How find this value $\frac{a^2+b^2-c^2}{2ab}+\frac{a^2+c^2-b^2}{2ac}+\frac{b^2+c^2-a^2}{2bc}$ let $a,b,c$ such that
$$\left(\dfrac{a^2+b^2-c^2}{2ab}\right)^2+\left(\dfrac{b^2+c^2-a^2}{2bc}\right)^2+\left(\dfrac{a^2+c^2-b^2}{2ac}\right)^2=3,$$
find the value 
$$\dfrac{a^2+b^2-c^2}{2ab}+\dfrac{a^2+c^2-b^2}{2ac}+\dfrac{b^2+c^2-a^2}{2bc}$$
is true?
Yes, I tink this problem can prove
$$(a+b+c)(a+b-c)(a+c-b)(b+c-a)=0$$
so $$\dfrac{a^2+b^2-c^2}{2ab}+\dfrac{a^2+c^2-b^2}{2ac}+\dfrac{b^2+c^2-a^2}{2bc}=1or -3$$
How many nice methods prove $$(a+b+c)(a+b-c)(a+c-b)(b+c-a)=0$$ ?
and  I  see this easy problem
http://zhidao.baidu.com/question/260913315.html
 A: First, we simplify the initial equation by multiplying out by the denominator. Let
$$f(a,b,c) = c^2(a^2+b^2-c^2)^2 + a^2(b^2+c^2-a^2)^2 + b^2(c^2+a^2-b^2)^2 - 12a^2b^2c^2$$
In Ron Gordon's deleted post, he realized that $f(a,b,c) = 0 $ if $a+b=c$, $b+c=a$, $c+a=b$. This strongly suggests that $a+b-c, b+c-a, c+a-b$ are factors (sort of Remainder Factor Theorem). And indeed they are. We have
$$f(a,b,c) = -(a+b-c)(a-b+c)(-a+b+c)(a+b+c)(a^2+b^2+c^2)$$
which you can check in Wolfram.
Since the denominators are non-zero, we have $(a^2+b^2+c^2)>0$. Thus $$f(a,b,c) = 0 \Leftrightarrow (a+b-c)(a-b+c)(-a+b+c)(a+b+c) = 0 $$
We now split into cases.
Case 1. $(a+b-c)(a-b+c)(-a+b+c) = 0$
(Once again, multiply by denominators, and using Ron's observation.) Defining
$$g(a,b,c) = c(a^2+b^2-c^2) + a(b^2+c^2-a^2) + b(c^2+a^2-b^2) - 2abc $$
gives us 
$$g(a,b,c) = - (a+b-c)(a-b+c)(-a+b+c) = 0 $$
Hence, the answer is 1.
Case 2. $a+b+c = 0$.
Then each term can be simplified in the form $\frac{ (a+b)^2 - c^2 - 2ab}{2ab} = -1$, hence the answer is -3.
A: I think the answer must be $1$ if we impose a triangle inequality.  The individual terms are all cosines of angles of a triangle.  Thus, the sum of those angles must be $\pi$.  But the sum of the squares of their cosines is $3$; therefore each cosine must be $\pm 1$.  But the sum of the angles is, again, $\pi$, so that two of the angles must be zero and the third $\pi$.  Thus, the sum of the cosines, which is sought, must be $1+1-1=1$.

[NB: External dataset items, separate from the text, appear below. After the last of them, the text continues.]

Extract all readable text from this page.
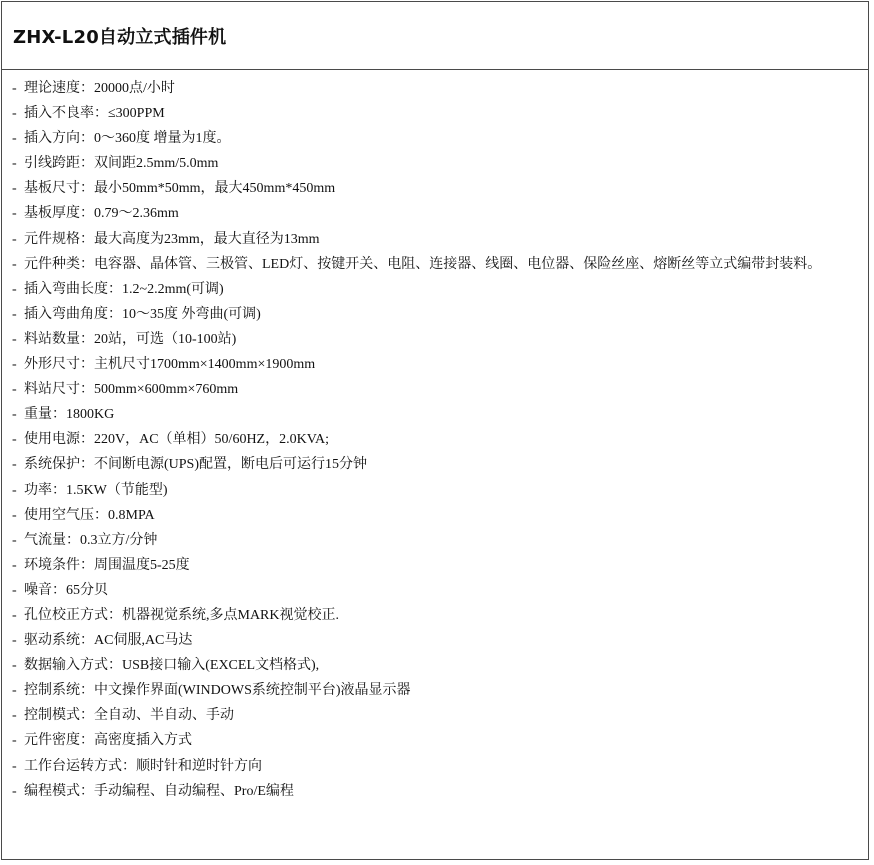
ZHX-L20自动立式插件机
-理论速度：20000点/小时
-插入不良率：≤300PPM
-插入方向：0～360度 增量为1度。
-引线跨距：双间距2.5mm/5.0mm
-基板尺寸：最小50mm*50mm，最大450mm*450mm
-基板厚度：0.79～2.36mm
-元件规格：最大高度为23mm，最大直径为13mm
-元件种类：电容器、晶体管、三极管、LED灯、按键开关、电阻、连接器、线圈、电位器、保险丝座、熔断丝等立式编带封装料。
-插入弯曲长度：1.2~2.2mm(可调)
-插入弯曲角度：10～35度 外弯曲(可调)
-料站数量：20站，可选（10-100站)
-外形尺寸：主机尺寸1700mm×1400mm×1900mm
-料站尺寸：500mm×600mm×760mm
-重量：1800KG
-使用电源：220V，AC（单相）50/60HZ，2.0KVA;
-系统保护：不间断电源(UPS)配置，断电后可运行15分钟
-功率：1.5KW（节能型)
-使用空气压：0.8MPA
-气流量：0.3立方/分钟
-环境条件：周围温度5-25度
-噪音：65分贝
-孔位校正方式：机器视觉系统,多点MARK视觉校正.
-驱动系统：AC伺服,AC马达
-数据输入方式：USB接口输入(EXCEL文档格式),
-控制系统：中文操作界面(WINDOWS系统控制平台)液晶显示器
-控制模式：全自动、半自动、手动
-元件密度：高密度插入方式
-工作台运转方式：顺时针和逆时针方向
-编程模式：手动编程、自动编程、Pro/E编程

A: I think you might be talking about a triangle, with $a$, $b$, $c$ as it's sides of a triangle. If the angles opposite to side a, b, c are A, B,C, then $$\cos A=\frac{b^2+c^2-a^2}{2cb}$$ and similarly, $$\cos B=\frac{a^2+c^2-b^2}{2ac}$$ and $$\cos C=\frac{b^2+a^2-c^2}{2ab}$$ If it is true then $\cos A = \cos B = \cos C =1$ from the first term (since minimum and maximum of cos x with any x is plus minus 1). So the answer is either -3, -2,-1 ,1,2 or 3. 
Form here, we are getting a variety of answers, but since here only one of the angle can be negative(obtuse), the answer could only be 1 or 3. (since the sum could only be 1+1-1 or 1+1+1).
Now since all three angles of the triangle cannot be 0, so they must be one angle 180 and the rest 0. So 1 is the only answer.
NOTE: The above is only true when a,b and c are angles of a triangle. And the above is the called the cosines rule of a triangle. Although the triangle discussed above is in fact a straight line, but it can be noticed that the sum of the two sees containing the 180 angle is equal to the third side.